Monday, April 9, 2007

The Savage Beasts: Not To Be Soothed

Violinist Joshua Bell participated in an experiment for the Washington Post. He agreed to play at a subway station during the morning rush hour to see how many people would stop to listen. Predictions varied, but Bell, who is one of the world's greatest violinists, did not expect to be all but ignored. Only a few people stopped to listen at all, and two of those had played the violin themselves. He made approximately $50.

Comments ranged from, he would have made more money playing in the park on nice day, to, the Washington Post illustrated its own point by speeding up the video so that you can't listen to the music, to, nobody notices much, anyway.

Here is my story: One evening, as I was walking uptown from a job in the Wall Street area, I saw a rainbow that stretched across the East River, framing the Brooklyn Bridge. It was dazzling. Of the thousand or so people streaming around me on the pavement, going home, only one other person stopped to look, and it turned out to be someone I knew.
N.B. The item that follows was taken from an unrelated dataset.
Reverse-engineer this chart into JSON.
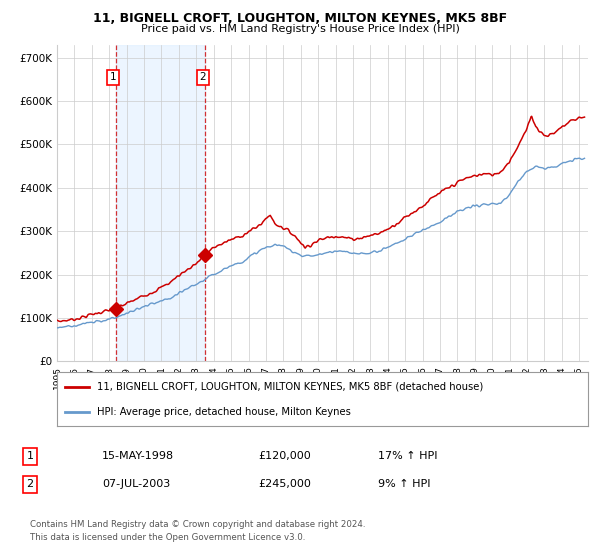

I do think however, that if Bell played on the green in Woodstock, NY, near where I now live, not only would much of the town shut down to listen, but the local hand drummers would probably join in, as well as whoever else was hanging on the green that day and had their guitars.


Anonymous said...

There is a great response to the Joshua Bell article by a NYC subway musician in her blog: www.SawLady.com/blog
She interprets the situation differently from the Washington Post reporters... I thought you might find it interesting.

Zen of Writing said...

She thinks he's just not a good street performer -- I'm inclined to think it's more the nature of the space and the music. Rushing subway commuters and classical violin -- if they can ignore that level of virtuosity, I doubt anyone could do better. I'm not sure any street performer could draw a standing crowd during rush hour, when everyone stands to look bad by being late.